Most people who study the sales pipeline will break up the process into four phases that include multiple steps. The names of the phases and steps may change depending on the terminology of the person conducting the study, but the underlying theory is basically the same throughout the sales cycle. Opportunity development, need assessment, fulfillment, and maintenance comprise the four main categories of contacts that move a sale from identification to closing.
Opportunity development includes two steps. A salesperson must identify a new opportunity and initiate communications. This will often include the application of a set of fit criteria to a random group of sales leads. It is only when a lead is confirmed as a good fit or a likely customer that the sales pipeline process begins.
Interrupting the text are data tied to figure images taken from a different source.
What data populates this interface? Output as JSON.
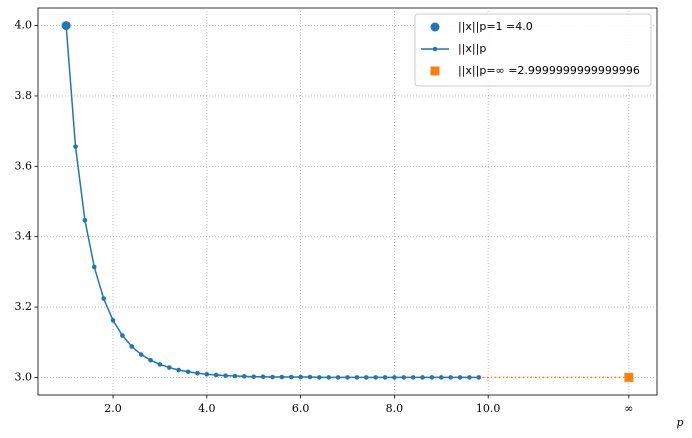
{
  "chart_data": {
    "type": "line",
    "x_label": "p",
    "xlim": [
      0.4,
      13.6
    ],
    "ylim": [
      2.95,
      4.05
    ],
    "xticks": [
      {
        "value": 2,
        "label": "2.0"
      },
      {
        "value": 4,
        "label": "4.0"
      },
      {
        "value": 6,
        "label": "6.0"
      },
      {
        "value": 8,
        "label": "8.0"
      },
      {
        "value": 10,
        "label": "10.0"
      },
      {
        "value": 13,
        "label": "∞"
      }
    ],
    "yticks": [
      {
        "value": 3,
        "label": "3.0"
      },
      3.2,
      3.4,
      3.6,
      3.8,
      {
        "value": 4,
        "label": "4.0"
      }
    ],
    "grid": true,
    "legend": "upper right",
    "series": [
      {
        "name": "||x||p=1 =4.0",
        "type": "scatter",
        "marker": "circle",
        "color": "#1f77b4",
        "x": [
          1
        ],
        "values": [
          4.0
        ]
      },
      {
        "name": "||x||p",
        "type": "line",
        "marker": "circle",
        "color": "#1f77b4",
        "x": [
          1.0,
          1.2,
          1.4,
          1.6,
          1.8,
          2.0,
          2.2,
          2.4,
          2.6,
          2.8,
          3.0,
          3.2,
          3.4,
          3.6,
          3.8,
          4.0,
          4.2,
          4.4,
          4.6,
          4.8,
          5.0,
          5.2,
          5.4,
          5.6,
          5.8,
          6.0,
          6.2,
          6.4,
          6.6,
          6.8,
          7.0,
          7.2,
          7.4,
          7.6,
          7.8,
          8.0,
          8.2,
          8.4,
          8.6,
          8.8,
          9.0,
          9.2,
          9.4,
          9.6,
          9.8
        ],
        "values": [
          4.0,
          3.656,
          3.447,
          3.314,
          3.224,
          3.162,
          3.119,
          3.088,
          3.065,
          3.049,
          3.037,
          3.028,
          3.021,
          3.016,
          3.012,
          3.009,
          3.007,
          3.005,
          3.004,
          3.003,
          3.002,
          3.002,
          3.001,
          3.001,
          3.001,
          3.001,
          3.001,
          3.0,
          3.0,
          3.0,
          3.0,
          3.0,
          3.0,
          3.0,
          3.0,
          3.0,
          3.0,
          3.0,
          3.0,
          3.0,
          3.0,
          3.0,
          3.0,
          3.0,
          3.0
        ]
      },
      {
        "name": "||x||p=∞ =2.9999999999999996",
        "type": "scatter",
        "marker": "square",
        "color": "#ff7f0e",
        "x": [
          13
        ],
        "values": [
          2.9999999999999996
        ]
      }
    ]
  }
}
The need assessment category contains steps that determine the customer’s expressed and unexpressed needs. A salesperson might have the customer fill out an application or a survey. Common interactions might include developing a scope of work or looking at samples. The intended result is to have a qualified buyer with needs that have been identified and agreed upon.
Fulfillment includes the development and proposal of the solution that will meet the customer’s needs. The next steps include the evaluation of the sales proposal and the negotiation. Finally, this process culminates in a sales order and exchange of money. This is the typical end of the sales order process because the interaction has resulted in a tangible sale, but it is not the end of the sales pipeline.
Some studies of the sales pipeline identify a fourth category of interaction involved with maintenance of the account. Customers always have the potential of becoming repeat customers, and can be a source of referrals. The steps involved in maintenance include periodic follow-up and the development of a continuing relationship that can result in a reboot of the pipeline.